Abstract:
We report on first-principles density functional theory (DFT) calculations of interactions between extrinsic defects and intrinsic structural defects in silicene. Specifically, we investigate the stability, structural, magnetic and electronic properties of a monolayer silicene containing vanadium (V), hydrogen (H) and oxygen (O) atoms. Vanadium is a magnetic transition-metal and its incorporation in silicene lattice introduces magnetization. Thus, we have considered various configurations of vanadium either as interstitial or substitutional atoms, and their interactions with silicene vacancies. Hydrogen and oxygen are ubiquitous elements which are inadvertently introduced during material synthesis. Therefore, for practical purposes, it is important to investigate how their presence impact on the host material which in this case, are silicene or silicene containing vanadium impurities.
We show that a monovacancy introduces a magnetic moment of 2.02 μB in an otherwise non-magnetic monolayer silicene. Nonetheless, the vacancy possesses a significant formation energy of 3.52 eV, which suggest that it may only be produced through external perturbation such as electron irradiation. Also, we show that a divacancy is more stable than a single vacancy, but unlike a single vacancy, it has a zero magnetic moment. Also, divacancies at different separation in silicene lattice have a similar formation energy irrespective of their separation. Furthermore, when a silicene atom is substituted by a vanadium atom, the latter makes the monolayer silicene metallic while introducing a magnetic moment of 2.61 μB. The presence of a vacancy at a different atomic separation from vanadium shows that the nearest-neighbour vanadium-vacancy defect complex, that is, vanadium in a divacancy has the highest stability, however, all the substitutional vanadium-vacancy configurations are stable and both types of defects can co-exist in a monolayer silicene.
Regarding small vanadium clusters consisting of a pair of vanadium at varying separations, we found that the relative stability of the V-V pair is sublattice dependent, which oscillates between ferromagnetic (FM) and antiferromagnetic (AFM) configuration as the substitutional lattice sites of the V-V pair varies. When the V-V dimer are on a similar sublattice type, they prefer to couple together antiferromagnetically. However, when they are on a different sublattice type, the V-V dimer prefer to be in ferromagnetic configuration.
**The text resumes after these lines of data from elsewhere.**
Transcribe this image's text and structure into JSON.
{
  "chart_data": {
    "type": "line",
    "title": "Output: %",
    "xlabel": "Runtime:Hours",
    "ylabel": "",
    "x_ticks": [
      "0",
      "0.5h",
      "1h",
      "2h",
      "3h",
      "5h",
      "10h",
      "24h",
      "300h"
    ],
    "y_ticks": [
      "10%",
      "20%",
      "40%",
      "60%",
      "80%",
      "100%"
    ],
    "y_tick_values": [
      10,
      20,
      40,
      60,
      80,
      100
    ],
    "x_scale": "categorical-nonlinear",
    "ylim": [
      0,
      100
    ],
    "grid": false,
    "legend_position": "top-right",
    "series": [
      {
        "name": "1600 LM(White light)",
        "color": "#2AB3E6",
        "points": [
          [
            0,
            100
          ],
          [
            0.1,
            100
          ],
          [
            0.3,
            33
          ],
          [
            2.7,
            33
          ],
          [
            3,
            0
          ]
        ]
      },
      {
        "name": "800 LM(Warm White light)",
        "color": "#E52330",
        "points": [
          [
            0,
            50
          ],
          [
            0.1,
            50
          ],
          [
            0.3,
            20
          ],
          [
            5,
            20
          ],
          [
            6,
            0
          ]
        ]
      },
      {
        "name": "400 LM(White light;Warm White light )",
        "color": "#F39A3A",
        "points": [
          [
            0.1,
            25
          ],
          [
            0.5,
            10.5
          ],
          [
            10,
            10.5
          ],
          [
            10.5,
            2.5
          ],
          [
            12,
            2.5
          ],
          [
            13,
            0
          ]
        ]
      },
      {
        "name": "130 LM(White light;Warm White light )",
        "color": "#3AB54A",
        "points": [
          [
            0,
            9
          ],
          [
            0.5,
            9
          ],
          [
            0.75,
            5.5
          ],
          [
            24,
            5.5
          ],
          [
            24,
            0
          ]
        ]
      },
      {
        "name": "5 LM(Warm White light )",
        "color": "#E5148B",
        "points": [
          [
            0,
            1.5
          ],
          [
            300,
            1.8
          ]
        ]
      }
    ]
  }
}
Comparison between the binding energy of substitutional V-vacancy pair and V-V pair shows that vanadium clustering is more probable without the vacancy than with vacancy. Consideration of interstitial hole V-V pair, that is, V-V pair at the centre of silicene hexagons affirms that indeed, small V-V pair are stable without vacancies. The presence of V atoms, however, induces finite magnetic moment in monolayer silicene, while annihilating the Dirac point and opening a narrow band gap of under 0.1 eV in the monolayer silicene electronic band structures.
We found that the V atom attracts the O and H either in atomic or molecular form, and when adsorbed they impact on the magnetization of V-doped monolayer silicene by reducing or annihilating its magnetic moment. Furthermore, a V-doped silicene having adsorbed atomic H and O behaves like a ferromagnetic semiconductor. On the other hand, molecular H2 and O2 adsorbed on a V-doped silicene do not result in a ferromagnetic semiconductor, although the resulting structures are metallic with a finite magnetization. We also found that the impact of H and O on the electronic and magnetic properties of V-doped silicene depends on their respective lattice locations, that is, whether these adsorbates are on the V atom or on the silicene atom near to the V dopant.